I’m positive you’ve written something about this in the past. I have searched your archives but have only managed to find people arguing in the comments about this topic when what I want is your advice. My 16-year-old son is stealing our sex toys. My son took my husband’s handheld toy several months ago. I found it where it shouldn’t have been and let my husband know. He talked to our son and told him these are personal items, like a toothbrush, and that he needed to stop taking them. A few weeks ago I noticed my dildo was missing. I thought I had misplaced it or that my husband hid it somewhere. As it turns out, our son took it. We talked with him again and stressed that these are personal items and not something to be shared. I want to get him his own toy so he stops taking ours. My husband is squicked out about it and I agree it’s weird to have your parents buy a toy for you, but he clearly wants one. I don’t want to pick it out. I want to give him a prepaid gift card and have him pick out what he wants from the website of a reputable shop. Is there a better way to handle this?
—Mama In Houston
Teenagers. Going into their rooms for even a second — even just to leave clean and folded laundry on their beds — is an unforgivable invasion of their privacy, a world-historical crime on a par with the Nazi invasion of Poland, an atrocity that should land Mom and Dad in a cell in the Hague. But that same kid will tear their parents’ bedroom apart looking for Mom and Dad’s sex toys, any cash Mom and Dad have at home, Mom and Dad’s secret stash of pot, etc. Because while they’re entitled to absolute privacy, Mom and Dad — or Dad and Dad or Mom and Mom — aren’t entitled to any privacy at all. (And your son may never forgive you for the embarrassment you caused him when you asked him not to steal — and not to use — your dildo.)
How do you handle this?
You could forbid him to go into your bedroom. You could even put a lock on your bedroom door. But you’ll forget to lock it one day or one day he’ll learn to pick the lock and before you know it he’ll be back in your bedroom picking through your sex toys.

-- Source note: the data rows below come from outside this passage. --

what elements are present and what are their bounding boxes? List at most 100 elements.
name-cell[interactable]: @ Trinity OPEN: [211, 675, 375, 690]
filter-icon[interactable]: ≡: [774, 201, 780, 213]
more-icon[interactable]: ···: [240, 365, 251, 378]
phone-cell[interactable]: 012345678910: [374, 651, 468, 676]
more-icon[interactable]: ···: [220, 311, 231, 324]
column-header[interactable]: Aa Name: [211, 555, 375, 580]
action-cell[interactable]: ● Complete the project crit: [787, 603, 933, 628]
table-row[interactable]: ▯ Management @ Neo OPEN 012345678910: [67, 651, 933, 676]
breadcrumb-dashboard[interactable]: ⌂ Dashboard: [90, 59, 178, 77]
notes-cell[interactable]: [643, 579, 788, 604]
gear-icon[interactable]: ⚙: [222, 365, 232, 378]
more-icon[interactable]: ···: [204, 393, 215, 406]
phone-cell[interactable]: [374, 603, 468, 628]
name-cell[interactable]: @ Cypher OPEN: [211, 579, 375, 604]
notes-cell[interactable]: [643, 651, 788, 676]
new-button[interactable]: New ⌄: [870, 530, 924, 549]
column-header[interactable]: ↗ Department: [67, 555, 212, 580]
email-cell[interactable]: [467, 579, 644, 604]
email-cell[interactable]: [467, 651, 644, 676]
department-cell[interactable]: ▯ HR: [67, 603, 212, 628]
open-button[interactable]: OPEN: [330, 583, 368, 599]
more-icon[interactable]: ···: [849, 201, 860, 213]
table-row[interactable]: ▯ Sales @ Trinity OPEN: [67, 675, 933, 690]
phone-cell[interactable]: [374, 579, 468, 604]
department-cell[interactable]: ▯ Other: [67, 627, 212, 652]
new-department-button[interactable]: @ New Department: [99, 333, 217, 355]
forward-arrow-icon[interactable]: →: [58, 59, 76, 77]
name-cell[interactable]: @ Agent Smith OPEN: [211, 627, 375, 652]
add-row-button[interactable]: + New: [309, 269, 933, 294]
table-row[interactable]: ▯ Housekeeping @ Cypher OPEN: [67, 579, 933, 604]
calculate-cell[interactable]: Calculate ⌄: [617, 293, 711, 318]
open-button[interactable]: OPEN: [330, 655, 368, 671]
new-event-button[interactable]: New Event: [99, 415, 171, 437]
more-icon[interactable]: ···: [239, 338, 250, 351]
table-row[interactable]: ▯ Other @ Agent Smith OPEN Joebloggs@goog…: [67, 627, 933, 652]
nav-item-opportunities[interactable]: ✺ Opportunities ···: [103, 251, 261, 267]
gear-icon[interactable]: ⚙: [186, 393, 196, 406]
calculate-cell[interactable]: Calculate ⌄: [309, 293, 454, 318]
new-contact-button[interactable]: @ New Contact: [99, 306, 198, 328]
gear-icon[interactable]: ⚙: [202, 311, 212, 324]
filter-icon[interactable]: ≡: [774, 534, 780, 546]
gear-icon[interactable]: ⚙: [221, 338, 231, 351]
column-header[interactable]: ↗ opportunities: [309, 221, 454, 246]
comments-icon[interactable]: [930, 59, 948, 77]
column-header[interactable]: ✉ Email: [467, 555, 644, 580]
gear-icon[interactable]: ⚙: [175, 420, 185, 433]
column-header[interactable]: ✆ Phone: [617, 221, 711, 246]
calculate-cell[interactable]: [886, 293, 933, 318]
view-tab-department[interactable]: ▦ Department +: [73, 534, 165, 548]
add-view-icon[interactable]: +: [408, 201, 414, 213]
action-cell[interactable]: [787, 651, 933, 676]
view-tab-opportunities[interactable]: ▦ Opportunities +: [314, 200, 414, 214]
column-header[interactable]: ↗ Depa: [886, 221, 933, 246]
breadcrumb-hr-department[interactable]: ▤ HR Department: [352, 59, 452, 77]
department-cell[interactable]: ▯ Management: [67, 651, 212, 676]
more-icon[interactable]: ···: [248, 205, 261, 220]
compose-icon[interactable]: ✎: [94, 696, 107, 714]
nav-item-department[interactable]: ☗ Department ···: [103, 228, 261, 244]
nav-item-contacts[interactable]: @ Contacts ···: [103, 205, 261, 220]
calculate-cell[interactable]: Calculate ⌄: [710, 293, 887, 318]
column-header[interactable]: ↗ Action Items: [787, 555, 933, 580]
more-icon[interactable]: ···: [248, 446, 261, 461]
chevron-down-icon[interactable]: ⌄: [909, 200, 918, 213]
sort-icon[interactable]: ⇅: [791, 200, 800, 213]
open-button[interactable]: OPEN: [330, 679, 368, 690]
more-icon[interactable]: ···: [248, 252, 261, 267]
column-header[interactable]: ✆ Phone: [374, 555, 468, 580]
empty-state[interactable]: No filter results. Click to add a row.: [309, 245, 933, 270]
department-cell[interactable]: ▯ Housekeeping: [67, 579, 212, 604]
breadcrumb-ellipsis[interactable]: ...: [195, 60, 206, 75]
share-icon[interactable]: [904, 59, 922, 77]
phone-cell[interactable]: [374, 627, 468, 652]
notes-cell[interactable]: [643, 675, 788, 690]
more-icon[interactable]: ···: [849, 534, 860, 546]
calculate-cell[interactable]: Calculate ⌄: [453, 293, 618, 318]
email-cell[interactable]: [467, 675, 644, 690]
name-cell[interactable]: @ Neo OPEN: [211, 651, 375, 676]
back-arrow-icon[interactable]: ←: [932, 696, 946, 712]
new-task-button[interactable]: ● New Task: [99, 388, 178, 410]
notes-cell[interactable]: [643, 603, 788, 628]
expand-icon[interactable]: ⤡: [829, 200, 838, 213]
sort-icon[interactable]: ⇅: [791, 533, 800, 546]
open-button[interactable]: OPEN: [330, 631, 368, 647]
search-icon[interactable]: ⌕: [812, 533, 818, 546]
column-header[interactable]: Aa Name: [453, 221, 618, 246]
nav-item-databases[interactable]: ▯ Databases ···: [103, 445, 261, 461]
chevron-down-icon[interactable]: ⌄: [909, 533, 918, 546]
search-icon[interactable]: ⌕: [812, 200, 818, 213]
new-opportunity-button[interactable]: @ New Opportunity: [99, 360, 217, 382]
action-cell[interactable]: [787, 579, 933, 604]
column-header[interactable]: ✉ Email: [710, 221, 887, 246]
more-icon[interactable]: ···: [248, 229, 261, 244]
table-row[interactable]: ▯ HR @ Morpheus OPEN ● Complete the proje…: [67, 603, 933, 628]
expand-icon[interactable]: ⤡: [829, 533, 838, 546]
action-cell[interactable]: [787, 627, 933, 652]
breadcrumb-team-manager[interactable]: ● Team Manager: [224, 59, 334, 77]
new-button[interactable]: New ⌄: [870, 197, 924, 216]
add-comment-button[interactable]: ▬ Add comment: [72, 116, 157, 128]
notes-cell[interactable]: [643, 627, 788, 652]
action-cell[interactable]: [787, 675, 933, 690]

You could run out the clock. Your son is 16 years old and he’ll hopefully be out of the house in less time than it took to get him out of diapers. Twenty-four short months, hundreds of millions of COVID vaccinations, and a few college applications are all that stand between you and having your house all to yourselves again. At that point, you and your husband won’t have to worry about your son stealing your sex toys — hell, at that point you can make a lovely centerpiece out of them for the dining room table. But while running out the clock allows you to avoid some squickiness, you’re still gonna have to worry about him swiping your sex toys or — even worse — swiping one, using it, and then putting it back without cleaning it properly. Most 16-year-old boys can’t clean themselves properly; the odds that your son is capable of sterilizing your dildo after using it on himself are very, very low. (The odds that your son can make you wanna jump in a time machine and go back 17 years and sterilize yourself? Very, very high.)
You could buy him some sex toys. I think this is the best option. Get your son a gift card that he can blow on some toys for himself at a reputable sex toy shop. Or you could pick out a few for him — you already have a pretty good handle on the type of sex toys he finds appealing — and leave those toys for him on his bed next to his clean and folded laundry. Having a few sex toys of his own won’t necessarily stop him from tearing your bedroom apart — there’s still your pot and cash to find — but it will make him less likely to tear your bedroom apart looking for sex toys. And perhaps most importantly, buying your son some sex toys will allow you to suspend your disbelief and pretend your son isn’t looking through your sex toys long enough to help him fill out those college applications.